US Congress passes law to help Taiwan regain WHO status

The bill passed with unanimous support and is expected to be signed into law by US President Joe Biden.

President Tsai Ing wen surrounded by doctors and a nurse in white coats after getting her COVID-19 shot
China has stepped up efforts to isolate Taiwan internationally since Tsai Ing-wen (centre) became president [File: Ritchie B Tongo/EPA]

The US House of Representatives has unanimously passed legislation calling on the State Department to submit a plan to help Taiwan regain its observer status at the World Health Organization (WHO) in a rare show of bipartisan cooperation.

The House passed the bill 425 to 0 on Wednesday, after it passed the Senate last August. It will now go to the White House where President Joe Biden is expected to sign the measure into law.

Taiwan is excluded from most global organisations such as the WHO, the United Nations health agency, because of objections from Beijing, which considers the island part of its territory and not a separate country.

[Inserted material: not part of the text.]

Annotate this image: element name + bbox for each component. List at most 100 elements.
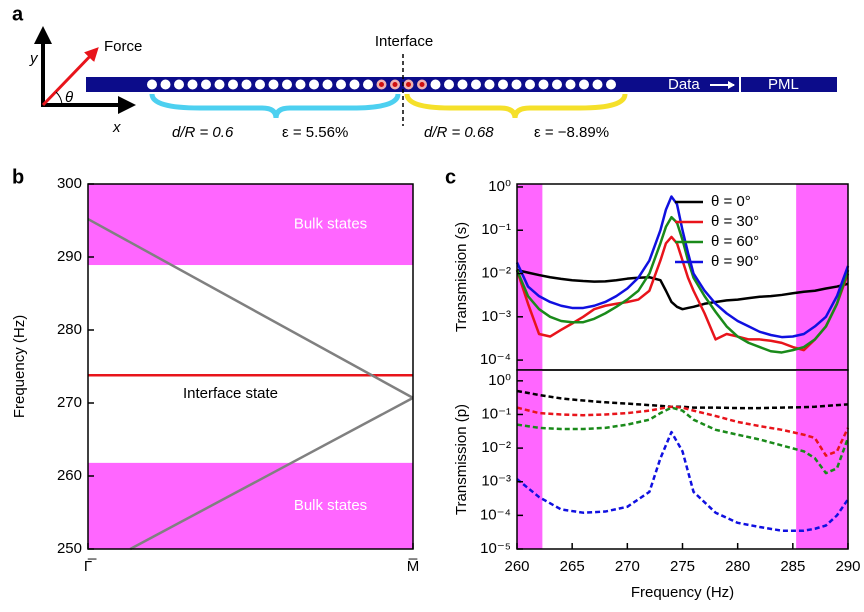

The measure directs the secretary of state to establish a strategy for obtaining observer status at the World Health Assembly, the decision-making body of the WHO.

Taiwan was stripped of that status in 2017, after Tsai Ing-wen was elected president.

Beijing sees Tsai as a separatist and has stepped up pressure on the island since she took office, seeking to limit Taipei’s participation not only in the WHO but in other non-political organisations such as the International Civil Aviation Organization (ICAO).

The number of countries with which Taiwan has maintained formal diplomatic relations has also shrunk since Tsai became president – with just 15 states currently recognising Taipei over Beijing.

Urging support for the bill, Democratic Representative Gerry Connolly praised Taiwan’s response to the COVID-19 pandemic, noting that it had only 37,000 confirmed cases despite a population of 23.5 million, and that it shared expertise and donated protective equipment internationally.

“Taiwan’s leadership and contribution to global health security demonstrate why it ought to be part of the general conversation on public health,” he said.

Taiwan’s foreign ministry expressed its thanks for the US support, saying the government was continuing efforts to be able to take part this year.

China has already indicated it will not support Taiwan’s participation at this year’s assembly.

Taiwan campaigned hard for an observer seat at the 2021 assembly but was unsuccessful.